Les deux commencèrent alors à se disputer. C’était peut-être la première fois depuis qu’elles se connaissaient, que le ton montait à ce point entre elles. Tandis que la discussion s’envenimait, le baron Feltrinelli restait silencieux, n’émettant que quelques soupirs las, de temps à autre.
Le groupe découvrit plus tard que visiblement l'homme s'était coupé avec le canif en essayant de tailler la branche, et n'avait pas fini le boulot. On ne retrouva pas le couteau qui avait dû se perdre quelque part dans la tourbe.
Le jour suivant, Inanis décida de corser les choses en relâchant deux personnes, un homme et une femme, en même temps. Tandis que l’homme partait en courant comme un dératé, la femme refusait d’abord de les croire, prétendant d’abord que c’était une mauvaise blague, puis réclamant à grand cri qu’on en parle à son mari avant de lui imposer quoi que ce soit. Quand elle eut enfin compris qu’elle n’avait aucun espoir de ce côté là, elle fondit en larmes et commença à implorer ses bourreaux. Cela leur fit perdre beaucoup de temps avant de pouvoir se changer dans leurs tenues de chasse. Il leur fallut finalement la menacer directement avec une arme à feu pour qu’elle se décide à quitter la salle de banquet. Feltrinelli ne fit aucun effort de préparation, se contentant d’enfiler un manteau large et d’attacher le holster d’un revolver et une dague courte à sa ceinture. La marquise prit un fusil à levier et oublia même de prendre une arme blanche. La comtesse, pour sa part, renfila la même tenue que le premier jour, à ceci près qu’elle bâcla son maquillage et oublia son chapeau dans son empressement. Le trio s’élança sur la piste avec presque comme un vague soupçon d’enthousiasme.

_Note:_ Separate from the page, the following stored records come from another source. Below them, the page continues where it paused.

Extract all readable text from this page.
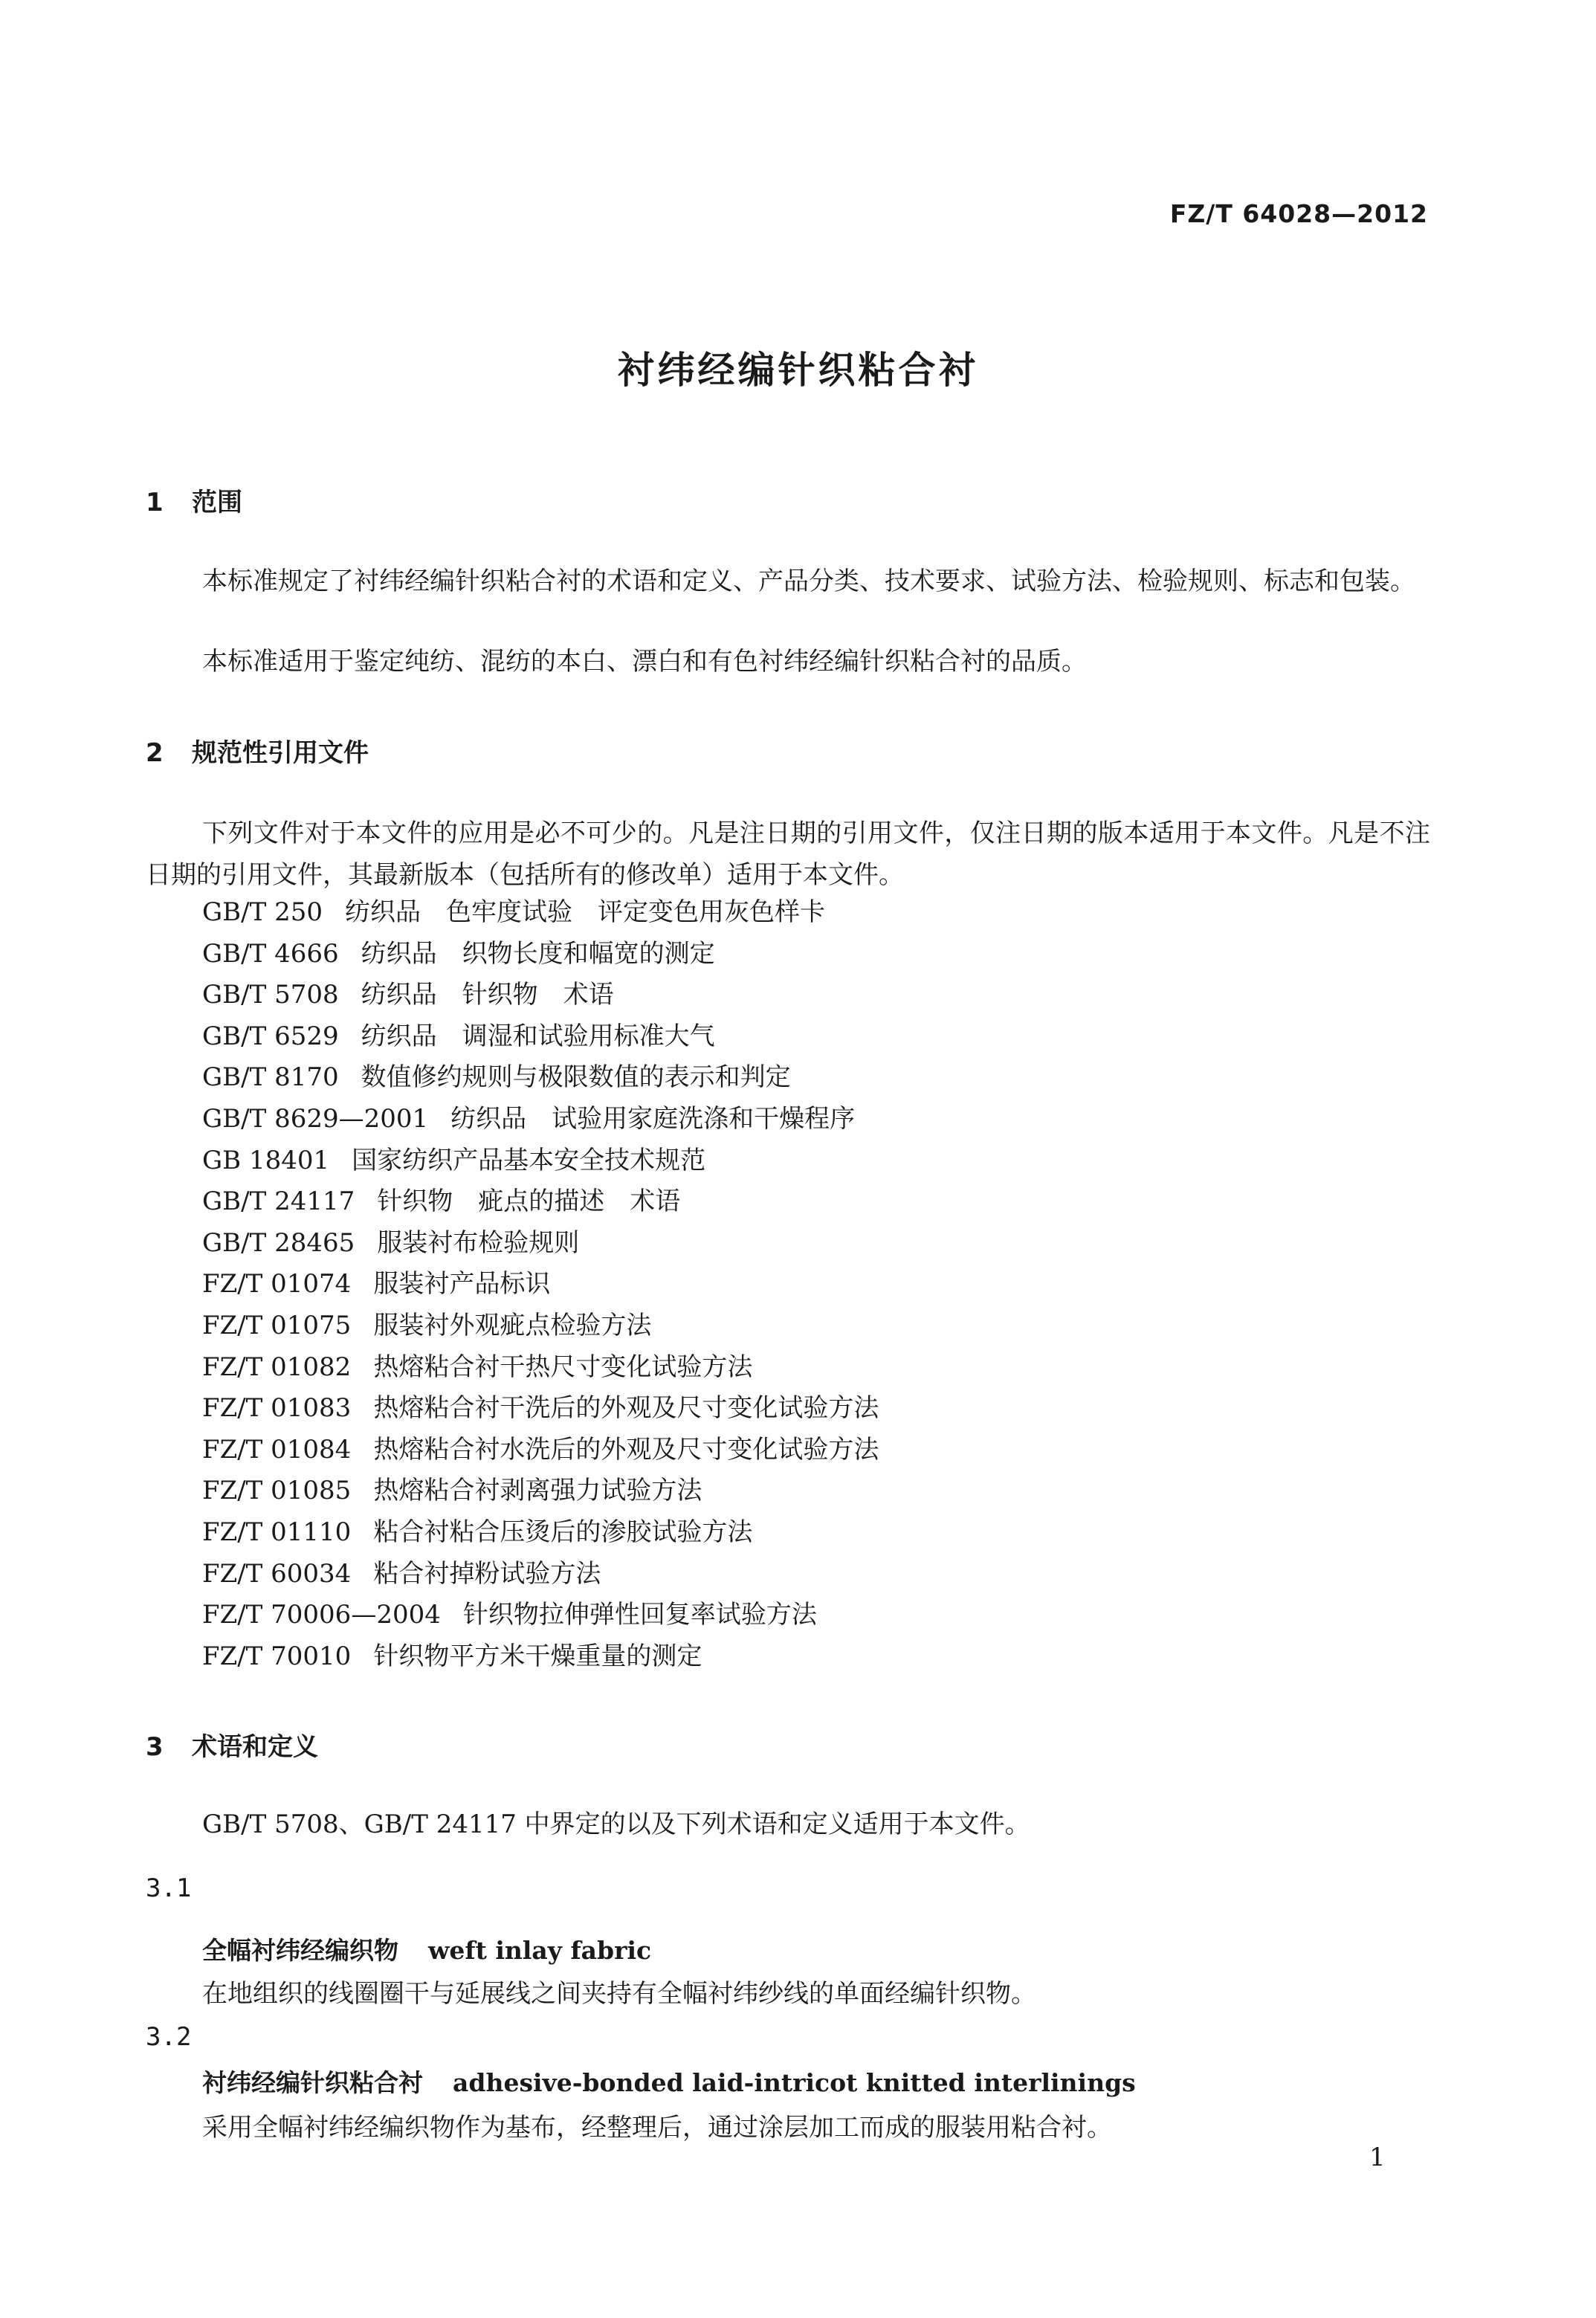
FZ/T 64028—2012
衬纬经编针织粘合衬
1 范围
本标准规定了衬纬经编针织粘合衬的术语和定义、产品分类、技术要求、试验方法、检验规则、标志和包装。
本标准适用于鉴定纯纺、混纺的本白、漂白和有色衬纬经编针织粘合衬的品质。
2 规范性引用文件
下列文件对于本文件的应用是必不可少的。凡是注日期的引用文件，仅注日期的版本适用于本文件。凡是不注日期的引用文件，其最新版本（包括所有的修改单）适用于本文件。
GB/T 250 纺织品　色牢度试验　评定变色用灰色样卡
GB/T 4666 纺织品　织物长度和幅宽的测定
GB/T 5708 纺织品　针织物　术语
GB/T 6529 纺织品　调湿和试验用标准大气
GB/T 8170 数值修约规则与极限数值的表示和判定
GB/T 8629—2001 纺织品　试验用家庭洗涤和干燥程序
GB 18401 国家纺织产品基本安全技术规范
GB/T 24117 针织物　疵点的描述　术语
GB/T 28465 服装衬布检验规则
FZ/T 01074 服装衬产品标识
FZ/T 01075 服装衬外观疵点检验方法
FZ/T 01082 热熔粘合衬干热尺寸变化试验方法
FZ/T 01083 热熔粘合衬干洗后的外观及尺寸变化试验方法
FZ/T 01084 热熔粘合衬水洗后的外观及尺寸变化试验方法
FZ/T 01085 热熔粘合衬剥离强力试验方法
FZ/T 01110 粘合衬粘合压烫后的渗胶试验方法
FZ/T 60034 粘合衬掉粉试验方法
FZ/T 70006—2004 针织物拉伸弹性回复率试验方法
FZ/T 70010 针织物平方米干燥重量的测定
3 术语和定义
GB/T 5708、GB/T 24117 中界定的以及下列术语和定义适用于本文件。
3.1
全幅衬纬经编织物 weft inlay fabric
在地组织的线圈圈干与延展线之间夹持有全幅衬纬纱线的单面经编针织物。
3.2
衬纬经编针织粘合衬 adhesive-bonded laid-intricot knitted interlinings
采用全幅衬纬经编织物作为基布，经整理后，通过涂层加工而成的服装用粘合衬。
1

La femme s’était tuée en chutant du haut de la seule falaise de l’île. Visiblement elle n’avait pas compris que partir en courant ne la dispensait pas de regarder devant elle. L’homme, lui, fut retrouvé sur la plage en train d’essayer de s’échapper à la nage, mais le courant le ramenait sans cesse sur la berge. En voyant les trois chasseurs arriver, sa réaction fut d’essayer de nager plus fort contre le courant.
Inanis, qui avait remarqué la froideur de Feltrinelli lui proposa de se charger de l’exécuter, mais le baron refusa, se disant proprement dégoûté. Finalement, c’est la marquise de Latterswick qui tira froidement une balle dans la nuque de l’infortuné nageur.
Le lendemain, la comtesse apprit avec surprise que Feltrinelli avait disparu. L’avant veille, il avait utilisé le télégraphe pour faire venir un petit navire sur lequel il avait embarqué pendant la nuit en laissant simplement un petit mot précisant qu’il s’ennuyait bien trop pour des vacances et que devant le constat que l’aventure ne lui avait rapporté rien d’autre qu’un mauvais rhume et des espoirs déçus, il avait jugé mieux de partir.
La comtesse von Stolzberg prit ce départ comme une véritable trahison. Elle en fut si furieuse qu’elle passa une journée entière à ruminer. Elle tournait en rond dans la villa, frappant du poing des meubles et des animaux empaillés avec une rage et un désespoir déchirants. Quand son ire se fut calmée et qu’elle fut revenue à un état plus raisonnable, la marquise Elayne Llangollen de Latterswick trouva moins dangereux d’aller lui parler. Elle suggéra à son amie d’accepter l’échec de l’opération « vacances safari ». Finalement, Elayne annonça à son amie que, quitte à n’être plus que deux, elle préférait encore arrêter les frais tout de suite.
Von Stolzberg était d’abord sur la défensive, mais elle en vint très vite à supplier son amie de rester.
« On va faire une dernière chasse ! Juste une dernière ! Je t’en prie, accorde moi au moins cette chasse avec toi. Tu verras, je vais faire en sorte que ce soit la plus grande chasse de tous les temps ! Ce sera forcément la plus grande chasse de tous les temps. S’il te plait, juste celle là ! Juste une journée de plus, et après on rentre à la ville. »
Peut-être par dépit, la marquise céda.